Hello I'm back with another update to my VOCALOID project. It's not as big an improvement as last time - and in fact, there's no new features - but I felt like it was worth posting. I've been trying to rectify the major issues before I move onto implementing the Excitation plus Resonance model.
The first thing I attempted to tackle was all the added noise at high frequencies.
Here's the original spectrum: https://files.catbox.moe/fq55bo.png
And here's the reconstructed spectrum (with no transforms applied): https://files.catbox.moe/gq7jff.png
You can clearly see the high frequency artifacts. The first thing I tried was something mentioned in the paper. In the paper, specifically the WBVPM section, it was mentioned that there are two approaches for a non-integer size discrete fourier transform. The first one is repeating the signal while second is upsampling it. I went with second as the former is patented and also because the second is easier to implement. It is mentioned that increasing the repetition count of the signal (or in the case of upsampling, the upsampling factor), and then discarding the higher frequencies, can improve the estimation by reducing artifacts. In the case of repetition, it is also mentioned that quadratic interpolation can be used in the resulting spectrum, however I am not sure if this can be done for upsampling and as such, I have not tried to implement it for now.
Here's the result after applying an upsampling factor of 3: https://files.catbox.moe/qcgnzq.png
Here's the original audio: https://files.catbox.moe/f7g8ta.wav
The original reconstruction: https://files.catbox.moe/da0m1i.wav
And now with the improved reconstruction: https://files.catbox.moe/513ycn.wav
You can see an improvement, especially at lower frequency, however the high frequency artifacts largely persist. So they have to be arising elsewhere. I realized the source was the reconstruction of the signal (AKA the "synthesis"). I had previously implemented a synthesis method that was quite different from the one used in the study, because I did not understand the method in the study at first. My synthesis method worked by taking each voice pulse and for each sample where the voice pulse is the closest voice pulse to that sample, setting the value of that sample to the interpolated value of a spline representing a time domain version of the upsampled voice pulse with a step corrospondin between the ratio a sample in the regular time domain and the upsampled time domain. Now, in some cases, estimation inaccuracies and differences from any transformations that were applied result in these regions of samples being bigger than the actual sample itself. In these cases, we take advantage of the period nature of the voice pulse and repeat it (i.e. sampling before the start is equivalent from that offset from the end, and sampling after the end is the same as that offset from the start). However, this method results in discontinuities in some cases.

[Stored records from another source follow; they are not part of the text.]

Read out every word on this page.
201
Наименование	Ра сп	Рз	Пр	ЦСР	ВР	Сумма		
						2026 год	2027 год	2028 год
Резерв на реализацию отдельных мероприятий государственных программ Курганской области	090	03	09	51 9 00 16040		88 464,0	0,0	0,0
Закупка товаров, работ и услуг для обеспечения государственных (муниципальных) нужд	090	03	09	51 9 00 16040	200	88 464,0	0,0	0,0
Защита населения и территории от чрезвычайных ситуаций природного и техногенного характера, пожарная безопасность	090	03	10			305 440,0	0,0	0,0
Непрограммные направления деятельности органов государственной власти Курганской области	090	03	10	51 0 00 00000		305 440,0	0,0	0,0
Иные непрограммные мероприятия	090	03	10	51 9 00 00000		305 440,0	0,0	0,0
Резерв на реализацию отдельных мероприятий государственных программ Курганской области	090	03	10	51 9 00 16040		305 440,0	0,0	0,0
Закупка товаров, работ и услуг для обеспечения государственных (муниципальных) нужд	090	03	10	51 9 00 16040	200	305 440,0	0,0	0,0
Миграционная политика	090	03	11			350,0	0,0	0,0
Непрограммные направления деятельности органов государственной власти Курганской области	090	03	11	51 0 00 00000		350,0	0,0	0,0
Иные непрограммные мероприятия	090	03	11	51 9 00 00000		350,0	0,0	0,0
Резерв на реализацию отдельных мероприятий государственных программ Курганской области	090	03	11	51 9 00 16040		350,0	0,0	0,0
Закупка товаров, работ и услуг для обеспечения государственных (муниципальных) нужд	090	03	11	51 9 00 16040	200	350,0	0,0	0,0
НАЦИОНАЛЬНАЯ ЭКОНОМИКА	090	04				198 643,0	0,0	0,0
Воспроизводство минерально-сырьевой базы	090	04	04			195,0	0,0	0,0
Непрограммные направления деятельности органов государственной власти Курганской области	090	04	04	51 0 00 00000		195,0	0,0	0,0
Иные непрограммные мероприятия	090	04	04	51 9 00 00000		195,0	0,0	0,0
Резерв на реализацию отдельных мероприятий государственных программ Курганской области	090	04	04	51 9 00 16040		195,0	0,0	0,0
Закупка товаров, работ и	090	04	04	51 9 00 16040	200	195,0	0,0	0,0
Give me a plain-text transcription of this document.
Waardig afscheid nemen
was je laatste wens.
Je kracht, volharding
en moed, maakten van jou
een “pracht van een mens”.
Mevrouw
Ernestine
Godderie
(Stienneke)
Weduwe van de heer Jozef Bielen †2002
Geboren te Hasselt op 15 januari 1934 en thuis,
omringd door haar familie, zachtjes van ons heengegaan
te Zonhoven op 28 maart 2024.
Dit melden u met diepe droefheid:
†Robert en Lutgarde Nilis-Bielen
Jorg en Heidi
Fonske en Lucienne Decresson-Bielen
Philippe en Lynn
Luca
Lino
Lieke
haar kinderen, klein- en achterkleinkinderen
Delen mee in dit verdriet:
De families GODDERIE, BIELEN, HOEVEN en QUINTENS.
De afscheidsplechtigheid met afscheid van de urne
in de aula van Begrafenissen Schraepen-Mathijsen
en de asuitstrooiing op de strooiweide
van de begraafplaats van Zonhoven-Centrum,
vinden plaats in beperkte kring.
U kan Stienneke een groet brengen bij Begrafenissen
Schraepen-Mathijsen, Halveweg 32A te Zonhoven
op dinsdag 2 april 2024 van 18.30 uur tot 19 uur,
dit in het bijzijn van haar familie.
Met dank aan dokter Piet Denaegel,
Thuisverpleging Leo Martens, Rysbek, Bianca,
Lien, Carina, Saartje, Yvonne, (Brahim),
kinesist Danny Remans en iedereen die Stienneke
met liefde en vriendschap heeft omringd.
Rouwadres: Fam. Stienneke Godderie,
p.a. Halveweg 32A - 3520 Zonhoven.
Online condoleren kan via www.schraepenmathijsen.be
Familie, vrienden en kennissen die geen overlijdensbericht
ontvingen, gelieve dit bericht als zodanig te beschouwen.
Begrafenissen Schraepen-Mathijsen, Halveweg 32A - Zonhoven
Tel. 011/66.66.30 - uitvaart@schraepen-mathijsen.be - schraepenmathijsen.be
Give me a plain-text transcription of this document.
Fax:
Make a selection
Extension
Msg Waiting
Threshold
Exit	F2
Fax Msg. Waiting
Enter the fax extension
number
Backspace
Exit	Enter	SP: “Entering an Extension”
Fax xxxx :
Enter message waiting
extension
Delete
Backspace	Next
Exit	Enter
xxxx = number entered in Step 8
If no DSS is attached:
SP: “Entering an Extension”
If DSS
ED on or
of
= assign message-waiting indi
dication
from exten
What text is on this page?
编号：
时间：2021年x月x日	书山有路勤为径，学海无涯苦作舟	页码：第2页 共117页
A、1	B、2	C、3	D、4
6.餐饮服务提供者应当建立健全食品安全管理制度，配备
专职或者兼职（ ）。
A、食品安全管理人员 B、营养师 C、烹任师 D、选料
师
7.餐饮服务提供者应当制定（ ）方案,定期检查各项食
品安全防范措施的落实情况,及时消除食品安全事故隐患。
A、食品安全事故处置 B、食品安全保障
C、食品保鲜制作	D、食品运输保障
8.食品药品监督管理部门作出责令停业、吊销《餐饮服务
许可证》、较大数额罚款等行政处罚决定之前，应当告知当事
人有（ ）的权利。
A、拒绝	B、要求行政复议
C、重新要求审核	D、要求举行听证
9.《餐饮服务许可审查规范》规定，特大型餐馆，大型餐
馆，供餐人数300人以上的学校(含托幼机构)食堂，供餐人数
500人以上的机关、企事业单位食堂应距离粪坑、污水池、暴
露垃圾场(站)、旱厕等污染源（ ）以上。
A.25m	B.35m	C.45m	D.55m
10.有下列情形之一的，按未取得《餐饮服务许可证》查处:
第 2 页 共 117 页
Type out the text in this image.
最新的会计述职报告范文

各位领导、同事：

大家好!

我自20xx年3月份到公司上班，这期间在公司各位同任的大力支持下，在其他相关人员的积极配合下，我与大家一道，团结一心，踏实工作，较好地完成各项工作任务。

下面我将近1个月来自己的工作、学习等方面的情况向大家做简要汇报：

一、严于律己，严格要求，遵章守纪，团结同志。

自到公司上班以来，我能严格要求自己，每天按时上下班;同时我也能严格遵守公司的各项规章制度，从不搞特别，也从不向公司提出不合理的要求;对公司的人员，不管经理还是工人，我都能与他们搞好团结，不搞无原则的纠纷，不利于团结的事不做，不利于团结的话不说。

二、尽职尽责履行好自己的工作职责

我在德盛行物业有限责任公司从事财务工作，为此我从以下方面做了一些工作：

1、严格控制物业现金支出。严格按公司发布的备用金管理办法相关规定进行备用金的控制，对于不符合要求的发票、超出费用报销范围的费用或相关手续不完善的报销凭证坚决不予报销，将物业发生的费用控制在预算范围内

Here is an example of such a discontinuity: https://files.catbox.moe/jnnxfj.png
I began to try to implement an interpolation system. In this system, we could calculate the gap between pulses - or in the cases of inaccuracies in the other direction (i.e. overlapping pulses) - the overlapping area, and interpolate between one pulse and the other linearly. However, this was approach was complicated significantly by the non-integer (and potentially differing) sizes of the pulses as well as numerous edge cases. For this reason, I struggled to do so and spent over an hour trying to figure out how to do it corrrectly. About half way through, I decided to check the paper again and this time I understood the actual synthesis method properly, largely because of a diagram I had missed the first time.
In the actual method, each pulse is is expanded in a manner similar to that of the border interpolation technique used in WBVPM analysis, except kind of in reverse. In this technique, for each voice pulse, we generate extensions on both sides with each extension having the size of the border interpolation ratio of the size of the voice pulse. Then we apply a trapezoidal window to the voice pulse which starts at zero at each side of the extended voice pulse and becomes 1 on either side after protrusion of twice the border interpolation size on each side. Then we overlap and add the voice pulses.